Vraies et fausses questions

Par Jean-Marie Schmitt · Le Journal des Arts

Le 1 mars 1997 - 478 mots

Avec l’approche de l’ouverture du marché à la concurrence anglo-saxon­ne s’exacerbe une pensée (presque) unique, qui se résume approximativement dans le dialogue suivant : \"Donnez-nous (qui ?) les moyens (lesquels ?) de lutter à armes égales avec les Anglo-Américains\". À cette apostrophe réitérée est soudée une réponse appro­priée : \"Tout le mal vient des distorsions fiscales et parafiscales qu’il convient de supprimer\". À quoi les politiques français répondent que tout se décide désormais à Bruxelles. Vraie ou fausse question ?

Fausse, car lorsque les Britanniques viendront frapper du marteau à Paris, ils seront logés à la même enseigne fiscale que leurs homologues français et, comme tout le monde, enseigneront à leurs clients les subtilités de la taxe forfaitaire, du droit de suite et de la TVA. Vraie, parce que les œuvres bougent plus facilement que les études, et parce que les vendeurs des objets les plus importants connaissent le marché international et tiennent compte des disparités fiscales. On peut au moins espérer que l’installation des Britanniques accroîtra la solidarité des professionnels européens et leur capacité à influer sur les décisions des administrations française et bruxelloise. C’est ce qui vient de se produire pour le droit de suite. Il est légitime de penser aussi que Christie’s et Sotheby’s souhaitent un réel développement à Paris, ce qu’accréditeraient leurs investissements importants – qui ne semblent pas en trompe-l’œil – pour se doter d’espaces de vente. Dans cette hypothèse, leurs équipes à Paris devront être solidaires des professionnels français, et leur discours devra s’infléchir pour expliquer que vendre à Paris n’est pas nécessairement une catastrophe fiscale.

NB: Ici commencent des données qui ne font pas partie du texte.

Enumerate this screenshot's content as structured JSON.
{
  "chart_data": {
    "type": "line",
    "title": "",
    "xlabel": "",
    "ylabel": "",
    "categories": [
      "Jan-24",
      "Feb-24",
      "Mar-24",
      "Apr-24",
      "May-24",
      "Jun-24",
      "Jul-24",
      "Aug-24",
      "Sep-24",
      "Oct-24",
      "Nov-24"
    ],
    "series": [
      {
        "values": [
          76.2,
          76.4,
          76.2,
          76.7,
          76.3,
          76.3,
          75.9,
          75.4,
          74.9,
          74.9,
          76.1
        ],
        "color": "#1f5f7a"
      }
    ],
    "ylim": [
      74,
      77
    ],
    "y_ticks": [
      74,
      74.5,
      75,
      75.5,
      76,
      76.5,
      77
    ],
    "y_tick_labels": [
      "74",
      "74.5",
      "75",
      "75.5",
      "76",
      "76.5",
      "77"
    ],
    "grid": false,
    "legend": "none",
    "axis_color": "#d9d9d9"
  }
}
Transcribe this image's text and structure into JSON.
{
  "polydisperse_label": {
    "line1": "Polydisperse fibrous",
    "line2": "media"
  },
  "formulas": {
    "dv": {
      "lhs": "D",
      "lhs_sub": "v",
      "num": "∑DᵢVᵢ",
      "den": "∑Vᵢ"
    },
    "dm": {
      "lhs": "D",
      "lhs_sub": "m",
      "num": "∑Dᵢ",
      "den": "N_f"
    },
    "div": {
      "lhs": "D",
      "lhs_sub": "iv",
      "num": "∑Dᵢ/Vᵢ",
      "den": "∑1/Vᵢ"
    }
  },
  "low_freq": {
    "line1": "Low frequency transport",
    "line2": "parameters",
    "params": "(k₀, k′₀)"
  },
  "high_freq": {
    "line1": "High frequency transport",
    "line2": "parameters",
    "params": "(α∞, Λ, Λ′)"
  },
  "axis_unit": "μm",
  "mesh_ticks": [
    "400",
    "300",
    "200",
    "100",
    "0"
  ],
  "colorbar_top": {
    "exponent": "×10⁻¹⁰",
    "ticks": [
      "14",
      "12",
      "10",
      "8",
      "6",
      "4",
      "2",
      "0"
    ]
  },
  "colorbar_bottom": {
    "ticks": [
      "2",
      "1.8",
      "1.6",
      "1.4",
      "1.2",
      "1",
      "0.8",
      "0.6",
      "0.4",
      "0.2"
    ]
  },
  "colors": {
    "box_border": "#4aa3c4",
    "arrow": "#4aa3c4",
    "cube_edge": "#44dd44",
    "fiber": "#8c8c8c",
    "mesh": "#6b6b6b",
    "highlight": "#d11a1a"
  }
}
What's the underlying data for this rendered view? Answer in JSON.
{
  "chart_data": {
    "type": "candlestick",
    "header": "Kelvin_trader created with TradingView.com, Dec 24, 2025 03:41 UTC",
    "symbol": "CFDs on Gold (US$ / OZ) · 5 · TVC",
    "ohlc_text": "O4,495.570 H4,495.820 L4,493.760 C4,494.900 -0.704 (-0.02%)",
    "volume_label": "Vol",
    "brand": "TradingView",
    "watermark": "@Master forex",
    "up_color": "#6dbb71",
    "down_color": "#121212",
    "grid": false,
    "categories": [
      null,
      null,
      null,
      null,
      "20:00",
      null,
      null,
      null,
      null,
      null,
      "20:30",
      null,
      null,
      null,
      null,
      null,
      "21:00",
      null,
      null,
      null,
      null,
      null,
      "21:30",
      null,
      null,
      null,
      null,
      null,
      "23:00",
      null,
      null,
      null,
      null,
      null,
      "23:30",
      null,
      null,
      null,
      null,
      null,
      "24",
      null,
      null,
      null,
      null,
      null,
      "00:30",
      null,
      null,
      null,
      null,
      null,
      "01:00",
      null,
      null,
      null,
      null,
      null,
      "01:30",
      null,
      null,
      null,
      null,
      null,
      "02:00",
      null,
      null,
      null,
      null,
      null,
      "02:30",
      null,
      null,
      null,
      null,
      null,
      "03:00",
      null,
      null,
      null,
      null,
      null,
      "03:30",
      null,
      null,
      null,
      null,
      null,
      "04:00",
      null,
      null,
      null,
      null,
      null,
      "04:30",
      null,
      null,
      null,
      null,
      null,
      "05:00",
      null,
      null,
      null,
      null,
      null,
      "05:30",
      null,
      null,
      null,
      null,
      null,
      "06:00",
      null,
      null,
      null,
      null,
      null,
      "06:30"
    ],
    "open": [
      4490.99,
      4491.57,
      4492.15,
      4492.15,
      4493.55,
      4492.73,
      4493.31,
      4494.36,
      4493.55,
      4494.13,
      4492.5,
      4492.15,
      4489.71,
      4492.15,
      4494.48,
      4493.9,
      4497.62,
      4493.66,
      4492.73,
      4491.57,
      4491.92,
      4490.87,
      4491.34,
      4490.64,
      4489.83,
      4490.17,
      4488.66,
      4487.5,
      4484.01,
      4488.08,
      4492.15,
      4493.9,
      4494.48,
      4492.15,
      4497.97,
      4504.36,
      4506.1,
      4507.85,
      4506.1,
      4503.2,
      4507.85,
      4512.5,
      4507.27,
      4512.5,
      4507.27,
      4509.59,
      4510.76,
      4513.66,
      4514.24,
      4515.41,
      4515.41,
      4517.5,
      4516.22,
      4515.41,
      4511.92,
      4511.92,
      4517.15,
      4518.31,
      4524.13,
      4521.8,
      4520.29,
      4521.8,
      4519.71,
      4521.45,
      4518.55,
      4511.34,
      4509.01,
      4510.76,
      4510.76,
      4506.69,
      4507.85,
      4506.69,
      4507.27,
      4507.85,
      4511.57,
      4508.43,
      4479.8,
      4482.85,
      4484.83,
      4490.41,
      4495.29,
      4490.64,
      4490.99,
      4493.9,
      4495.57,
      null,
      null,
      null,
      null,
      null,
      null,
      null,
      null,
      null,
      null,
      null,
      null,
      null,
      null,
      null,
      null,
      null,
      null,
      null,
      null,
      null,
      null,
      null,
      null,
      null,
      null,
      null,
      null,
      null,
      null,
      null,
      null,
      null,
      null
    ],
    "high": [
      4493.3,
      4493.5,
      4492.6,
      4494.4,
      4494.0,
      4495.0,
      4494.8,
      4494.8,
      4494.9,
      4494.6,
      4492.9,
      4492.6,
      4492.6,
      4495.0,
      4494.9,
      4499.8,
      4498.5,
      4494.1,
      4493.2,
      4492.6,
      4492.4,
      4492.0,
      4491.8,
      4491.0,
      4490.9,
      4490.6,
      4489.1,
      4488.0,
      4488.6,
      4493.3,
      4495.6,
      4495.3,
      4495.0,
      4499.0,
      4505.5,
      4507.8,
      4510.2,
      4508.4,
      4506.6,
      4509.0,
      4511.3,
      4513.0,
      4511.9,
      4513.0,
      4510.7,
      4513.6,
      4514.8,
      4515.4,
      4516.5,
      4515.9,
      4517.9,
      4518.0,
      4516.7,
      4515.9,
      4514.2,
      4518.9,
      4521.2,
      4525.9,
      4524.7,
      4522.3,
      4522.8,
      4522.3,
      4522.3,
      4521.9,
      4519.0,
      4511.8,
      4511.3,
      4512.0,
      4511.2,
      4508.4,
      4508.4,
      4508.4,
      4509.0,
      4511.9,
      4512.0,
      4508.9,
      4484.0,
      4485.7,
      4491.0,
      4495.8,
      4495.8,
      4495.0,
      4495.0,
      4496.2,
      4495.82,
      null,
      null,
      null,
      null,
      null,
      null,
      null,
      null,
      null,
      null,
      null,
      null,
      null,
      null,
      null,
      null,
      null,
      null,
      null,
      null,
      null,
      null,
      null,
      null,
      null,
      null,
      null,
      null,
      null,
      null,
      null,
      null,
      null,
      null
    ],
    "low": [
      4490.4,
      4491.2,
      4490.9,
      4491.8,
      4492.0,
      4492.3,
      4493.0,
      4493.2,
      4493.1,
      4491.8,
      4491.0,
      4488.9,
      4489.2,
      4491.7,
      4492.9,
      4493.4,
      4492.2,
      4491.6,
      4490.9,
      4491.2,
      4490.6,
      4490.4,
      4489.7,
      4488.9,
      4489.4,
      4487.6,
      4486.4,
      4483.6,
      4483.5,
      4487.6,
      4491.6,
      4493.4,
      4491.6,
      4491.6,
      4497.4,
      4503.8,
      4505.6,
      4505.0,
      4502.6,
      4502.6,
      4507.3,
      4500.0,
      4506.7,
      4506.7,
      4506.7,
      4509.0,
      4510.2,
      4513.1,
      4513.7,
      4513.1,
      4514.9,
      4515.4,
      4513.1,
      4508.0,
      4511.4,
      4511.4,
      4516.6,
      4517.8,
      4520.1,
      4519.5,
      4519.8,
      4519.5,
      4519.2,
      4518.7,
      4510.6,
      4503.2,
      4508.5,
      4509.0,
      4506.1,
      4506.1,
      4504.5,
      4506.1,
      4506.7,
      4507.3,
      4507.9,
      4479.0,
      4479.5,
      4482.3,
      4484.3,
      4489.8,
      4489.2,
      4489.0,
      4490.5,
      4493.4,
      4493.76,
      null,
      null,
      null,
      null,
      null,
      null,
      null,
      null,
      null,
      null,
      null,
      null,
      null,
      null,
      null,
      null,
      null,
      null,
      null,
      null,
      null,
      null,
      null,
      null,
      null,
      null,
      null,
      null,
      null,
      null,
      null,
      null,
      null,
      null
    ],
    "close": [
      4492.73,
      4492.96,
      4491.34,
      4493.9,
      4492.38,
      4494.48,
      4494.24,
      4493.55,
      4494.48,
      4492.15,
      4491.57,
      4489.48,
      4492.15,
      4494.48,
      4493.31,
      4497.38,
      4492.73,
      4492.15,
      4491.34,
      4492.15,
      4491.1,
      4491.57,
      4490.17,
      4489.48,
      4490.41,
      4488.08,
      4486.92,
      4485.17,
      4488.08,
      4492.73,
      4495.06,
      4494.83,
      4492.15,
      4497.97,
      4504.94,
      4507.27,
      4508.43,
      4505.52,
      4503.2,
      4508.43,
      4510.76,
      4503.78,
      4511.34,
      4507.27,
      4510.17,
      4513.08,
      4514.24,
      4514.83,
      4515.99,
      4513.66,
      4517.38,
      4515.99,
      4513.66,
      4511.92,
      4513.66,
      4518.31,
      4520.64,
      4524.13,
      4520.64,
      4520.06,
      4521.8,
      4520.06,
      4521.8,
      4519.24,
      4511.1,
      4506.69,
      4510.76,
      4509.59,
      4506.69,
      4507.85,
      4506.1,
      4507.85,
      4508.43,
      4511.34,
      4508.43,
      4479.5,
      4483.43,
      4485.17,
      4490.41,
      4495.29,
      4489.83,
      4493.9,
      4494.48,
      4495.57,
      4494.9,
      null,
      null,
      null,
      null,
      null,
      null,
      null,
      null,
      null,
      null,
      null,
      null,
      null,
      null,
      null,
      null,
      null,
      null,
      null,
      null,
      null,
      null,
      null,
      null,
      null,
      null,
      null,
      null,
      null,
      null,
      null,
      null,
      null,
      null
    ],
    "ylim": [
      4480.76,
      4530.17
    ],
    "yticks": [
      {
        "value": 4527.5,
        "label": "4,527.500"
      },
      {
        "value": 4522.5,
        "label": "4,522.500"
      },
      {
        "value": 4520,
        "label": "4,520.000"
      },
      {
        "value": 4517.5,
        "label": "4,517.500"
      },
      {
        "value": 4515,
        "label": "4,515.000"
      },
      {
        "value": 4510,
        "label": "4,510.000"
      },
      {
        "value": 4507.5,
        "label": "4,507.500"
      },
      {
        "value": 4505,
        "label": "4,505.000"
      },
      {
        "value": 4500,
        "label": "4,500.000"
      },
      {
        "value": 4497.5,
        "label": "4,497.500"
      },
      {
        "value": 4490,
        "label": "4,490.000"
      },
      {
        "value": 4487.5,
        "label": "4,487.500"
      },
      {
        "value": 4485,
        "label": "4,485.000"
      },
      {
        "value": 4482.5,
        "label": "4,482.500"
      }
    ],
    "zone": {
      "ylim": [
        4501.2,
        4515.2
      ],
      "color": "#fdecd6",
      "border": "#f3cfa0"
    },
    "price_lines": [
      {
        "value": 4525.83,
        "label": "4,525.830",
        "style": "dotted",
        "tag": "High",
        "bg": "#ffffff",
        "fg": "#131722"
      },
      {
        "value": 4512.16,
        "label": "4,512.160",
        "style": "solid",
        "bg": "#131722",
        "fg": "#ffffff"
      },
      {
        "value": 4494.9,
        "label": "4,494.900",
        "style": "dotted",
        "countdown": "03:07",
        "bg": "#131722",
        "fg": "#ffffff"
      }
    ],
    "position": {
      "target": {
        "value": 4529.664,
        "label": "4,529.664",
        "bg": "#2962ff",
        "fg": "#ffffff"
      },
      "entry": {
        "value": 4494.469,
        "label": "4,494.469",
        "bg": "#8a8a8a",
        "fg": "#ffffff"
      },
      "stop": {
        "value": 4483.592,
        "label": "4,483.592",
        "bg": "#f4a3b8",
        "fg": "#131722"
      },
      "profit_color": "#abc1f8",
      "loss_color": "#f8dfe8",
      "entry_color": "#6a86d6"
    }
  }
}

Surgissent alors d’au­tres questions, en particulier sur les conditions de mise en œuvre de la réforme, et notamment de l’indemnisation. Selon ses modalités, l’indemnisation peut dynamiser les études ou au contraire encourager l’attentisme. Dans ce sens, il est inquiétant de lire dans une réponse de Bercy à un parlementaire que "le fait générateur des versements effectués aux commissaires-priseurs est l’indemnisation d’un préjudice (...) et ne peuvent servir, de ce fait, à alimenter un fonds de restructuration de la profession". Si, en droit, la réponse semble fondée, elle manifeste une approche du "chacun pour soi" qui augure mal de la dynamique attendue. D’autres modalités de la réforme, en fonction de leur transcription, pourraient la transformer en un labyrinthe qui pérenniserait le monopole et une attitude défensive du marché. C’est le cas, par exemple, des dispositions imposant dans les statuts la mention des lieux de vente et des porteurs de marteau.

Comme il devient de plus en plus évident que le contribuable devra mettre la main à la poche, il est clair que l’indemnisation devra être modulée pour encourager l’investissement. Sinon, en pleine "fracture sociale", la légitimité même d’une indemnisation risque d’être discutée. Bref, il est urgent que les études françaises, en affichant leurs projets, montrent que la réforme n’est pas une fin en soi mais un commencement.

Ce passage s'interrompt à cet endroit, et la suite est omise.